REPUBLIKA.CO.ID, JAKARTA – Guru Besar Universitas Indonesia, Prof Salim Said mengatakan Indonesia harus mewaspadai lahinya gerakan Komunisme Gaya Baru (KGB). Gerakan ini akan memasukkan nilai-nilai komunisme ke dalam gerakan lain tanpa menyebut nama komunis.
“Komunisme secara kelembagaan di Indonesia sudah bangkrut. PKI (Partai omunis Indonesia) berkembang di dalam pemerintah yang berezim otoriter bukan demokratis,” ujarnya saat menghadiri Halaqoh Kebangsaan Majelis Ulama Indonesia, di Kantor MUI Jakarta, Rabu (1/10).
Salim melanjutkan saat ini berbeda jauh dengan zaman saat PKI timbul dan berkembang. Menurutnya PKI hanya bisa tumbuh di zaman yang otoriter, seperti yang terjadi sebelum reformasi. Namun sebaliknya, PKI tidak bisa hidup di era demokrasi. Sebab PKI tidak memiliki common enemy, untuk dijadikan bahan konsolidasi.
Menurutnya Indonesia tidak akan menjadi negara besar tanpa mengusung sistem demokrasi yang baik. Banyaknya bangsa, keyakinan dan ideologi di dalam indonesia, kata dia, mengharuskan Indonesia memperbaiki sistem berdemokrasi.

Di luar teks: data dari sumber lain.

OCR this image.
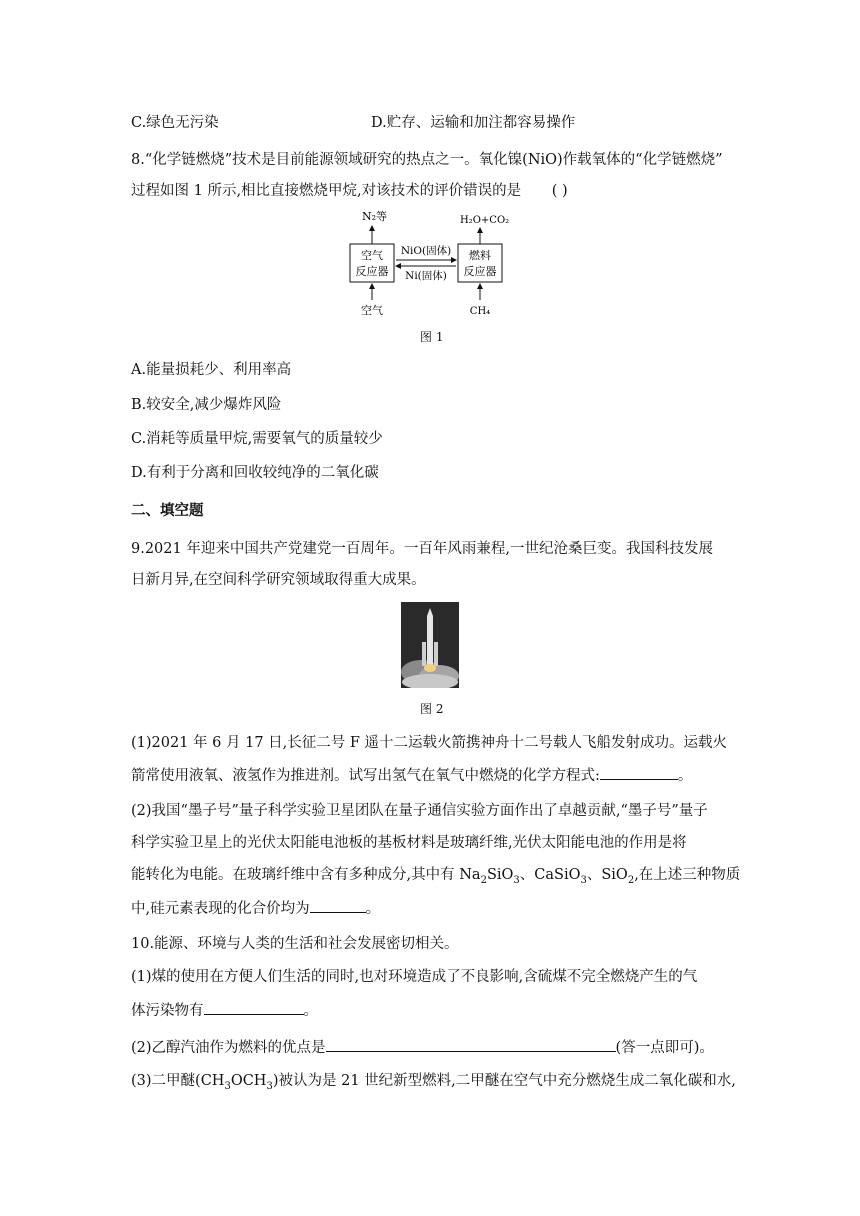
C.绿色无污染	D.贮存、运输和加注都容易操作
8.“化学链燃烧”技术是目前能源领域研究的热点之一。氧化镍(NiO)作载氧体的“化学链燃烧”
过程如图 1 所示,相比直接燃烧甲烷,对该技术的评价错误的是 ( )
N₂等	H₂O+CO₂
空气
反应器
燃料
反应器
NiO(固体)
Ni(固体)
空气	CH₄
图 1
A.能量损耗少、利用率高
B.较安全,减少爆炸风险
C.消耗等质量甲烷,需要氧气的质量较少
D.有利于分离和回收较纯净的二氧化碳
二、填空题
9.2021 年迎来中国共产党建党一百周年。一百年风雨兼程,一世纪沧桑巨变。我国科技发展
日新月异,在空间科学研究领域取得重大成果。
图 2
(1)2021 年 6 月 17 日,长征二号 F 遥十二运载火箭携神舟十二号载人飞船发射成功。运载火
箭常使用液氧、液氢作为推进剂。试写出氢气在氧气中燃烧的化学方程式:	。
(2)我国“墨子号”量子科学实验卫星团队在量子通信实验方面作出了卓越贡献,“墨子号”量子
科学实验卫星上的光伏太阳能电池板的基板材料是玻璃纤维,光伏太阳能电池的作用是将
能转化为电能。在玻璃纤维中含有多种成分,其中有 $Na_2SiO_3$、CaSiO$_3$、SiO$_2$,在上述三种物质
中,硅元素表现的化合价均为	。
10.能源、环境与人类的生活和社会发展密切相关。
(1)煤的使用在方便人们生活的同时,也对环境造成了不良影响,含硫煤不完全燃烧产生的气
体污染物有	。
(2)乙醇汽油作为燃料的优点是	(答一点即可)。
(3)二甲醚$(CH_3OCH_3)$被认为是 21 世纪新型燃料,二甲醚在空气中充分燃烧生成二氧化碳和水,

“Jika ada kekurangan dalam berdemokrasi maka yang bisa menjawab kekurangan tersebut adalah waktu dan proses,” ujar dia.
Dia menyayangkan mundurnya proses demokrasi di tanah air. Salim menyebut, kemunduran demokrasi di Indonesia ditandai dengan pencabutan hak rakyat untuk memilih kepada daerah. "Karena, demokrasi urusan semua elemen bangsa, bukan cuma elit partai saja," ujar dia.
Sebab menurutnya dalam negara demokrasi, semua orang berpartisipasi. Secara terbuka, Salim menyatakan bahwa sistem demokrasi merupakan lawan dari pada gerakan komunisme. PKI yang lahir dari Syariat Islam (SI) tidak bisa hidup di dalam iklim yang demokratis.
Ia menjelaskan, PKI selalu menganggap kelompok di luar PKI sebagai musuh. Sehingga, kata dia, PKI melakukan pembantian terhadap lawan musuhnya. "Seperti pembantaian di Madiun, Jawa Timur pada 1948," katanya.
Menurut Salim, dalam sejarahnya PKI merupakan pecahan dari SI. Dalam membaca situasi politik kala itu, SI terbagi menjadi dua. Kelompok pertama merasa kurang puas dengan ide perlawanan Islam. Lalu mereka menemukan cara pandang yang lebih pas dalam ajaran Komunisme. Maka kelompok pertama ini mendirikan PKI.
Kelompok lain adalah kelompok yang tetap bertahan pada gerakan Islam yang tidak revolusioner, dan tetap berada di dalam SI. Perpecahan itu, kata Salim dikarenakan Islam memang belum menjadi gerakan sosial dan politik. Namun, Islam baru sebatas gerakan keagamaan.
Citra PKI menjadi buruk usai gerakan 30 September 1956. PKI dianggap mendalangi sejumlah pembunuhan terhadap para jendral di Jakarta. Sejak saat itu, nama PKI meredup dan organisasi tersebut menjadi salah satu organisasi yang dilarang di Indonesia.
Memperingati sejarah G30S/PKI, MUI menggelar halaqoh Nasional yang mengangakat tema, "Mewaspadai Gejala Kebangkitan Komunisme Gaya Baru di Indonesia". Acara tesebut diangkat dengan harapan agara Masyarakat tetap mewaspadai gerakan komunisme di Indonesia.